Disappointing, too, to learn the GOP co-chairman’s brain is so addled by conspiracy theories she’d lend credibility to the foolishness that children are being allowed to do their business in litter boxes.
Maddock was also one of 16 Michigan Republican officials who signed a document submitted to the Electoral College saying Michigan’s electoral votes should go to to former President Donald Trump, even though he decisively lost the election here.
She boasted at a local party meeting that she and the others did so at Trump’s urging. Subverting an election is not something for which anyone should be proud.

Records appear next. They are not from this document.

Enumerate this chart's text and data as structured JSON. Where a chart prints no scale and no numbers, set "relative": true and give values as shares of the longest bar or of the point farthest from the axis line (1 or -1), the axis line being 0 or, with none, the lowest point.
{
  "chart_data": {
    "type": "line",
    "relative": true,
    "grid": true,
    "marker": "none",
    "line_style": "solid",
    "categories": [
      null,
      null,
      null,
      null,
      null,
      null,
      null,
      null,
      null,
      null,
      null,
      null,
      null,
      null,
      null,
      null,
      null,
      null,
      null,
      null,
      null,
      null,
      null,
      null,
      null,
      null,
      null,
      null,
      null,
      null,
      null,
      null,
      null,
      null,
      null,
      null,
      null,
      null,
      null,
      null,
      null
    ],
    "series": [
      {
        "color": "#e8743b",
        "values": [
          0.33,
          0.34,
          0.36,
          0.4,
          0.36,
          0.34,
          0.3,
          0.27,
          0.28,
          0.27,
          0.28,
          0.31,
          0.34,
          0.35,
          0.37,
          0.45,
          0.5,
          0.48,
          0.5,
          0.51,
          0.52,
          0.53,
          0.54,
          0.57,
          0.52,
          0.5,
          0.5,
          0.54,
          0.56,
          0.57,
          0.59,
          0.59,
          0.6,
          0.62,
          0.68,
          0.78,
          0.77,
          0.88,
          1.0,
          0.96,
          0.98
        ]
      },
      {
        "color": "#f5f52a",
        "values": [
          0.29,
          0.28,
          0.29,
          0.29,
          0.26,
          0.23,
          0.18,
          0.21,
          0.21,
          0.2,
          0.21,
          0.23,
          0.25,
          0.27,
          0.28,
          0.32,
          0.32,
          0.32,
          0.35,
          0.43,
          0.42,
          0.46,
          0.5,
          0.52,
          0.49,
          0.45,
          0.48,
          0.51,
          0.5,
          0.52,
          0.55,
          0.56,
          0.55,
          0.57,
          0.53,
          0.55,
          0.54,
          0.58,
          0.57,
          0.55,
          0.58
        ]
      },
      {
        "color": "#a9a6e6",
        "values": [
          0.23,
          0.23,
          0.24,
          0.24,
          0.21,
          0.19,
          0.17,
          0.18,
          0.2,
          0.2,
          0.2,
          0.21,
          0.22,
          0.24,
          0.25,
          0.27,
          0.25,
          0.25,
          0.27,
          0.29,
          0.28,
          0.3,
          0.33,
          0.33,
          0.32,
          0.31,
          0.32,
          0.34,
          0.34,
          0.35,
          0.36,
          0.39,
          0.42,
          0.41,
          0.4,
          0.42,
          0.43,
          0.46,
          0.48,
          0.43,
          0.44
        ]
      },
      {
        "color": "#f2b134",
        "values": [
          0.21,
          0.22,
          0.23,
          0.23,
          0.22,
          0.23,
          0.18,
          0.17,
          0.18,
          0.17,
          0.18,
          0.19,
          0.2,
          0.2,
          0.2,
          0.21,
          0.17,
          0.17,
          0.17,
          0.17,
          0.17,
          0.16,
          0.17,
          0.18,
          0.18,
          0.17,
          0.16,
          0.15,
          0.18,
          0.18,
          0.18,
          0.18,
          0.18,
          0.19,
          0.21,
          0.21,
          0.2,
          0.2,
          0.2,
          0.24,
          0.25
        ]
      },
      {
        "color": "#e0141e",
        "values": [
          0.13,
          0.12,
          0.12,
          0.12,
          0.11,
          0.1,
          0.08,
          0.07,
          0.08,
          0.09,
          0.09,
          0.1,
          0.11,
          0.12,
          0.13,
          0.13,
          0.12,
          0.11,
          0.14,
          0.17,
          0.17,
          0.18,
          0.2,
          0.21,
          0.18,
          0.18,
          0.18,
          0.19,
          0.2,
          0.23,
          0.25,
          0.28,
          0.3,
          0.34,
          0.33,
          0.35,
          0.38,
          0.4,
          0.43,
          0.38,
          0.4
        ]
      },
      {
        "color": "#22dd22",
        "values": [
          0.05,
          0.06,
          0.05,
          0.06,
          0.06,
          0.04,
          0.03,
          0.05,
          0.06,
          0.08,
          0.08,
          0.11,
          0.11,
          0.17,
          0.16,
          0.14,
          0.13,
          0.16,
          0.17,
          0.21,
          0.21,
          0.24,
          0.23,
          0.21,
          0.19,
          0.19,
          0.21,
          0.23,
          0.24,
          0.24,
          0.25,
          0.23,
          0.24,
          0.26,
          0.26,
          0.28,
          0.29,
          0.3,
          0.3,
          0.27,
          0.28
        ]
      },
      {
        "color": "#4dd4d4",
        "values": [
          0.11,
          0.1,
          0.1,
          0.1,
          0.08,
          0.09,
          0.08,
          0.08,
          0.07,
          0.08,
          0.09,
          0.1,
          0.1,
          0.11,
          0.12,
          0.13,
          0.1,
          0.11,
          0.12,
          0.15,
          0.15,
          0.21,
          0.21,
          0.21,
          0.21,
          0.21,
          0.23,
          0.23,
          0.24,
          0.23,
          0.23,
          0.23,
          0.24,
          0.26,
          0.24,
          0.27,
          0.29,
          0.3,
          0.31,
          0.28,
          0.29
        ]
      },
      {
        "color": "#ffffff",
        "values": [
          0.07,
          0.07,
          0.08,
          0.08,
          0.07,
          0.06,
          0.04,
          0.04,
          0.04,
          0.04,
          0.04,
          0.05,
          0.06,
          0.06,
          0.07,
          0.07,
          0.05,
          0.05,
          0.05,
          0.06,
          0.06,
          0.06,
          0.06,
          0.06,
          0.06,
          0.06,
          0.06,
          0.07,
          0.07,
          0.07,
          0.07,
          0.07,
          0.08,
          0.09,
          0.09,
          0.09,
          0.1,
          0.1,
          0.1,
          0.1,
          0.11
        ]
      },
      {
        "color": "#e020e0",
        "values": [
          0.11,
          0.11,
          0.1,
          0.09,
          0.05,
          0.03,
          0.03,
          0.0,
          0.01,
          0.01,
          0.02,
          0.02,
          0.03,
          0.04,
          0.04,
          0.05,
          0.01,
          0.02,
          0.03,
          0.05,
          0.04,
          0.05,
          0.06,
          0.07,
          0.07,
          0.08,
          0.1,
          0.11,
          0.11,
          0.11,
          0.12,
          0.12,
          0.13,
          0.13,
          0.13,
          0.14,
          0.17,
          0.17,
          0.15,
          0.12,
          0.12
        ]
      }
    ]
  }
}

Another video surfaced this week of Maddock taunting protesters during a Black Lives Matter protest in 2020.
Republicans have an incredible opportunity this year to exploit the electorate’s discontent with failed Democratic leadership.
To do so, they’ll need to bring independents into their fold. Polls suggest unaligned voters are open to hooking up with the GOP.
But few are likely to walk through a door being held open by a hater.
This is a time for mature, sober, intelligent leadership in the Republican Party. But the antics of one highly placed crackpot can influence the perception of the whole party.
Republicans must be aware of their image problem. If they don’t want voters to think they are rubes and racists, they have to stop upholding those who act like rubes and racists.
Maddock should be asked to step down, and if she refuses, forced out.